OTEC to raise rates this fall
Published 11:01 am Friday, July 26, 2013
BAKER CITY – Oregon Trail Electric Cooperative customers will have to reach deeper into their pockets to pay their power bills this fall.
Electric rates will rise starting Oct. 1, according to a press release from OTEC, the Baker City-based cooperative that has about 22,500 customers in Baker, Union, Grant and Harney counties.
The rate hike is due to a 9 percent average wholesale power rate increase along with an 11 percent transmission rate increase announced Wednesday by the Bonneville Power Administration, which supplies OTEC’s power.
BPA operates three-quarters of the high-voltage transmission lines in the Northwest and funds one of the largest wildlife protection and restoration programs in the world. As a nonprofit federal wholesale utility that receives no Congressional appropriations, BPA must recover its costs through its rates.
Werner Buehler, OTEC chief executive officer, sympathized with customers.
“No one likes to hear that their monthly bills are going to increase, especially in this economy,” he stated in the press release. “But when OTEC experiences a major increase in power costs, as a non-profit organization we have to pass those costs along to our members.”

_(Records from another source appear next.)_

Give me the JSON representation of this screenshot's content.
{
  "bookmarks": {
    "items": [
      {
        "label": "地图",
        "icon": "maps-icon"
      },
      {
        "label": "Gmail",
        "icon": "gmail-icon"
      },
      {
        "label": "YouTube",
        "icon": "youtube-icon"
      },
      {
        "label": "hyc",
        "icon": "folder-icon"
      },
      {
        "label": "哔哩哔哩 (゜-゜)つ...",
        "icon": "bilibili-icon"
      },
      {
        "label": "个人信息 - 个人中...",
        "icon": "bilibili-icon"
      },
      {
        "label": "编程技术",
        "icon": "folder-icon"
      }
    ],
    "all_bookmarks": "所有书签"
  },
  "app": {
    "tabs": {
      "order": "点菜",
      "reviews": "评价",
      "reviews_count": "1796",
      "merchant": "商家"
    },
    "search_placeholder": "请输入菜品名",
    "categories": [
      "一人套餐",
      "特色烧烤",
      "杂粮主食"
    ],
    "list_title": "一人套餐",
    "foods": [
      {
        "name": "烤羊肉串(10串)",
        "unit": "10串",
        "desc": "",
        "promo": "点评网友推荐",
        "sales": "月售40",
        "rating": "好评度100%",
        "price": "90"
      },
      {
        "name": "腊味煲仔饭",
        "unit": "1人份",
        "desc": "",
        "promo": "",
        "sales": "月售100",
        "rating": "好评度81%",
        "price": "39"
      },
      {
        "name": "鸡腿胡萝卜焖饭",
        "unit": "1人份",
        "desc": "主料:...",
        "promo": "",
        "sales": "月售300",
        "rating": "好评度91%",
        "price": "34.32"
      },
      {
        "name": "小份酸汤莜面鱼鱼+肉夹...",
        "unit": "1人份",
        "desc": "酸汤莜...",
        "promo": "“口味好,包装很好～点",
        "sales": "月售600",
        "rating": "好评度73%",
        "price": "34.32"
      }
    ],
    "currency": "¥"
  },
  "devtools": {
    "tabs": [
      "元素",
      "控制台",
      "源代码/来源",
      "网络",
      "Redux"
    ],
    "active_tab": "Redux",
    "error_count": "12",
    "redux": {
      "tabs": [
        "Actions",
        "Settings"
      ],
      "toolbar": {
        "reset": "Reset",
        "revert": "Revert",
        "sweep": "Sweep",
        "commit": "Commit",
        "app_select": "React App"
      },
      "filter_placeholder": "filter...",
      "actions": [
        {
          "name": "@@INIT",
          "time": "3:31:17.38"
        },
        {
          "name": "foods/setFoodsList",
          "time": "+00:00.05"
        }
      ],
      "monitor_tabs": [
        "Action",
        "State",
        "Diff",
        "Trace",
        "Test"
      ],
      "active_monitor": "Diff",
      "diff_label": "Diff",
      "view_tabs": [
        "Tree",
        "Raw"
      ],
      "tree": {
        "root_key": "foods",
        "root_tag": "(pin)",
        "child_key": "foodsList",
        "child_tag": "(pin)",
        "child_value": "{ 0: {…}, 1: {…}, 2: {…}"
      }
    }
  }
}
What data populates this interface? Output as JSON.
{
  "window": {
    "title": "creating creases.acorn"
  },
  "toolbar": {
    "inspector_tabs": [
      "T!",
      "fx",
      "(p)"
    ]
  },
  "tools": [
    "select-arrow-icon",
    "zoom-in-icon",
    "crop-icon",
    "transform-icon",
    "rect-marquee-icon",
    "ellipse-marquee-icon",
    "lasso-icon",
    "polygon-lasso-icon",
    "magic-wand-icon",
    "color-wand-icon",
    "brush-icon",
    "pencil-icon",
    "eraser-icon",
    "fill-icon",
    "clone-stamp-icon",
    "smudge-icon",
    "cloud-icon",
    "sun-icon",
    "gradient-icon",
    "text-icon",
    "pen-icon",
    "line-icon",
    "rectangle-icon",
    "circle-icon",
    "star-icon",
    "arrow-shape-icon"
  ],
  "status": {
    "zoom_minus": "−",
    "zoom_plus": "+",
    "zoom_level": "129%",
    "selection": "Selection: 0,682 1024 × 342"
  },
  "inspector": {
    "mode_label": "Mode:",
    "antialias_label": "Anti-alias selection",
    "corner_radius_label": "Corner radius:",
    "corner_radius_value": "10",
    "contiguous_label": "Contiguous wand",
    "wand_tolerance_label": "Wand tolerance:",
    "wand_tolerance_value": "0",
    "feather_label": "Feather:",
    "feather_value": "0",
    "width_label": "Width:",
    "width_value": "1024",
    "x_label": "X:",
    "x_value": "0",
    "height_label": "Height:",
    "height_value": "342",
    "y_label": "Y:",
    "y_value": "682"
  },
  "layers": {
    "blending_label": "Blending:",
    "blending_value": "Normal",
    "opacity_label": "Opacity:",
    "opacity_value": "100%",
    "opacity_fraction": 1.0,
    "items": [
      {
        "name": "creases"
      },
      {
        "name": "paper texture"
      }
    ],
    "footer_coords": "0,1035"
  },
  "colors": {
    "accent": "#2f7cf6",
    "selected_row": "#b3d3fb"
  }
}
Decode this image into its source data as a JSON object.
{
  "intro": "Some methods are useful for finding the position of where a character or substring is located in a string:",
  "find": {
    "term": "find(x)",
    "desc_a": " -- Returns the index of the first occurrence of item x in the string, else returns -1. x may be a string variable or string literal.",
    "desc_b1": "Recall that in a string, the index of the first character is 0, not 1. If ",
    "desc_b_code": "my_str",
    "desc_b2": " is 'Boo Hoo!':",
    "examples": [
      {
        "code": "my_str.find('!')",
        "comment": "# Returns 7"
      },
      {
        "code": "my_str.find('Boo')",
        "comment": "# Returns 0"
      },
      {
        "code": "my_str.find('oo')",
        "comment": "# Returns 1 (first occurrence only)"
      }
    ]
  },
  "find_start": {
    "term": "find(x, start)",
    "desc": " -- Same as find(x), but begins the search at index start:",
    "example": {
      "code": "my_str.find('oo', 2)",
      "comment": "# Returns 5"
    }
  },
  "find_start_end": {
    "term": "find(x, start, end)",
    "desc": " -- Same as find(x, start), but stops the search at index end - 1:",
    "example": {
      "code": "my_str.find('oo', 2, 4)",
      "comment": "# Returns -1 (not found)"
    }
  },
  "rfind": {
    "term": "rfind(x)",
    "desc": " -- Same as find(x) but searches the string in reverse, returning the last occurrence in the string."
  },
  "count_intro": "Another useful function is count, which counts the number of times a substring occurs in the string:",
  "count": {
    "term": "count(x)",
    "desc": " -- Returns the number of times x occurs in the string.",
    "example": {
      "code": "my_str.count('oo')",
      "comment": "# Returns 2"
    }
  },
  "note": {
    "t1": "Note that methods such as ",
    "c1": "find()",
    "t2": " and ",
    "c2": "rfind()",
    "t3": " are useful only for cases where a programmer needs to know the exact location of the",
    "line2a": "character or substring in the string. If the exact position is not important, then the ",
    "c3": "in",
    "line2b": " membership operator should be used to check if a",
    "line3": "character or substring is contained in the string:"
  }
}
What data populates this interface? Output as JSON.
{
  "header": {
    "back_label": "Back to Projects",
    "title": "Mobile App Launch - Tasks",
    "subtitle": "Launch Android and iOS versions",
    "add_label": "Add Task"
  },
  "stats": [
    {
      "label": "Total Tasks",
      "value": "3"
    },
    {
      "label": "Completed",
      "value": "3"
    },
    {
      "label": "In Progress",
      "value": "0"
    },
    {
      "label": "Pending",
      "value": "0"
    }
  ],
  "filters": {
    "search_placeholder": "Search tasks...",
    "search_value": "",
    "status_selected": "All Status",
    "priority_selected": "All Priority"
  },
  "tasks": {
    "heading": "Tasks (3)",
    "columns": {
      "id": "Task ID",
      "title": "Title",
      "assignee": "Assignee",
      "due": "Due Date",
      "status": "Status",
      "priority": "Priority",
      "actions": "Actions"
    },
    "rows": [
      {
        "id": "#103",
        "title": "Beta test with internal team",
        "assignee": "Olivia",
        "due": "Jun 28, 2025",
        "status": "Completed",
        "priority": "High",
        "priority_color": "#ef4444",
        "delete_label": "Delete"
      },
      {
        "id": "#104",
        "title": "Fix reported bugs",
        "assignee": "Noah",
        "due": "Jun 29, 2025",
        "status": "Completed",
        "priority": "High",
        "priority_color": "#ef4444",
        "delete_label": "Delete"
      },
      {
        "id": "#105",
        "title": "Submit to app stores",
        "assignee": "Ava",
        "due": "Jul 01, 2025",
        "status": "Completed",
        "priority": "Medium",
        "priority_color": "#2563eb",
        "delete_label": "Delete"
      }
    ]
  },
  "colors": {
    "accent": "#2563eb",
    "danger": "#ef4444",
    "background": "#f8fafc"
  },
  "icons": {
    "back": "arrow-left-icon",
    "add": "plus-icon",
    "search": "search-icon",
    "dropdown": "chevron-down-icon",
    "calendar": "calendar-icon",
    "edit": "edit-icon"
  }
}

According to BPA officials the wholesale rate increase is needed in order to compensate for reduced revenue forecasts from surplus power sales and to continue funding needed for investments in the Federal Columbia River Power System. BPA officials say the transmission rate increase is mainly due to continued efforts to maintain system reliability and meet increasing demands for transmission in the Pacific Northwest.
The most recent increase for OTEC customers was a 7.1 percent rate hike in the fall of 2011.
That change also was prompted by BPA boosting its wholesale rates.
The customers affected by BPA’s increase include public utility districts, tribal utilities, cooperatives, municipalities and federal entities. OTEC, as a cooperative and customer of BPA, has been expecting this increase and will analyze the overall impact it will have on business operations.
The rate increases are lower than previous estimates by BPA, which sometimes were as much as 21 percent. According to a recent BPA announcement, the agency was able to offset a portion of these increases; BPA has been able to take advantage of unique opportunities that decrease capital-related costs for the upcoming rate period.
Over the next month, OTEC’s board of directors will determine how much the rate increase to members will be. The final number will be announced to the co-op’s members no later than September through local media and the cooperative’s communications channels.